Two coils have self-inductance $L_1=4mH$ and $L_2=1mH$ respectively. The currents in the two coils are increased at the same rate. At a certain instant of time, both coils are given the same power. If $i_1$and $i_2$ are the currents in the two coils, at that instant of time respectively, then the value of ($\frac{i_1}{i_2}$) is?

• A. $0$
• B. $1$
• C. $\frac{1}{2}$
• D. $\frac{1}{4}$

Answer 1

The correct option is D

$\frac{1}{4}$

The explanation for the correct option:

Step 1: Given Data

Two coils have self-inductance,

$$\begin{gathered} L_1=4mH \\ {L}_2=1mH \end{gathered}$$

Both coils are given the same power (i.e. $P_1=P_2$), at a certain instant of time after increasing the current.

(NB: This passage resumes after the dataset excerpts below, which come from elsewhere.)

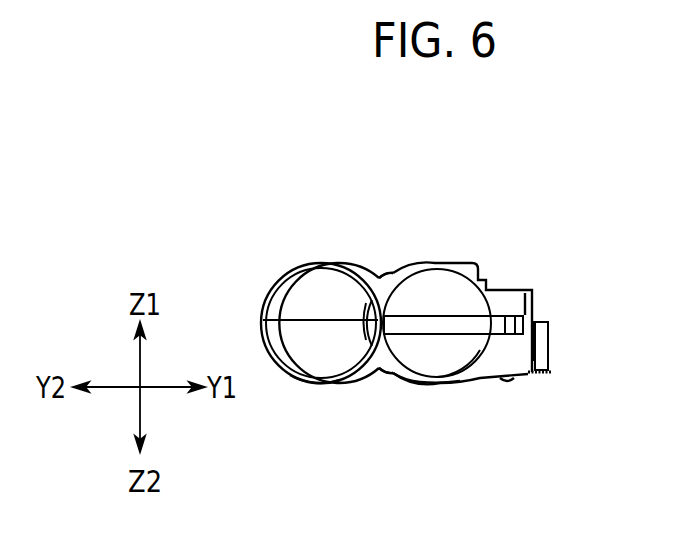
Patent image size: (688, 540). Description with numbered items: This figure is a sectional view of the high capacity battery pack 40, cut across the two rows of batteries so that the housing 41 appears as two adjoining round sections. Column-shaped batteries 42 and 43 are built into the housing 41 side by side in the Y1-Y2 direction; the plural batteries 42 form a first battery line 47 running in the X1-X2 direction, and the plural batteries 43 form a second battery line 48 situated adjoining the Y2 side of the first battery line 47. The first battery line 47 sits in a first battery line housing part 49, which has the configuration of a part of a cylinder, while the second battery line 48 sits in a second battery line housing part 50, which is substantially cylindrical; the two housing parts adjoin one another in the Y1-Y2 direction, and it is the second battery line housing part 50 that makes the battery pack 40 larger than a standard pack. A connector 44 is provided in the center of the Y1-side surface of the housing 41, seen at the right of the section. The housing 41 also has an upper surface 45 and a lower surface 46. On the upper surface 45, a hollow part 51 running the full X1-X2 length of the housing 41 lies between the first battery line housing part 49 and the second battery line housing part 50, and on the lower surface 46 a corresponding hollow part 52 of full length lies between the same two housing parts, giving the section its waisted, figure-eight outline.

The high capacity battery pack 40 is at (507, 135).
The housing 41 is at (276, 268).
The battery 42 is at (440, 277).
The battery 43 is at (322, 279).
The connector 44 is at (550, 343).
The upper surface 45 is at (422, 264).
The lower surface 46 is at (441, 383).
The first battery line 47 is at (458, 353).
The second battery line 48 is at (308, 353).
The first battery line housing part 49 is at (410, 382).
The second battery line housing part 50 is at (314, 383).
The hollow part 51 is at (374, 278).
The hollow part 52 is at (378, 372).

Current flowing in the coils are $i_1$ and $i_2$.

Step 2: Formula used

The rate of change of current is given by $emf$(or $V$).

Mathematically,

$V=L\frac{di}{dt}$

where,

$V$ is the induced emf or voltage in the coil due to a change of current

$L$ is the inductance of the coil

$\frac{di}{dt}$is the rate of change of current in the coil

Now for two inductors, the emf induced is given by,

$V_1=L_1\frac{d{i}_1}{dt}$ and $V_2=L_2\frac{d{i}_2}{dt}.....\left(1\right)$

As the power in both the coils is equal so,

$\begin{array}{rcl}& & \\ & & \end{array}$$\begin{array}{rcl}& \Rightarrow & i_1{V}_1=i_2{V}_2\\ & \Rightarrow & \frac{i_1}{i_2}=\frac{V_2}{V_1}\cdots \cdots \left(2\right)\end{array}$

Step 3: Calculate the ratio between the currents in the two coils at the given instant of time.

Now from equation (1), we can write

$\Rightarrow \frac{i_1}{i_2}=L_2\frac{d{i}_2}{dt}\times \frac{1}{L_1{\displaystyle \frac{d{i}_1}{dt}}}......\left(3\right)$

Now the current in both coils is increased at the same rate i.e. $\frac{d{i}_1}{dt}=\frac{d{i}_2}{dt}$.

So equation (3) can be written as,

$\Rightarrow \frac{i_1}{i_2}=\frac{L_2}{L_1}$

Now putting the value of $L_1$and $L_2$, we got

$\frac{i_1}{i_2}=\frac{1}{4}$

Hence, option (D) is the correct answer.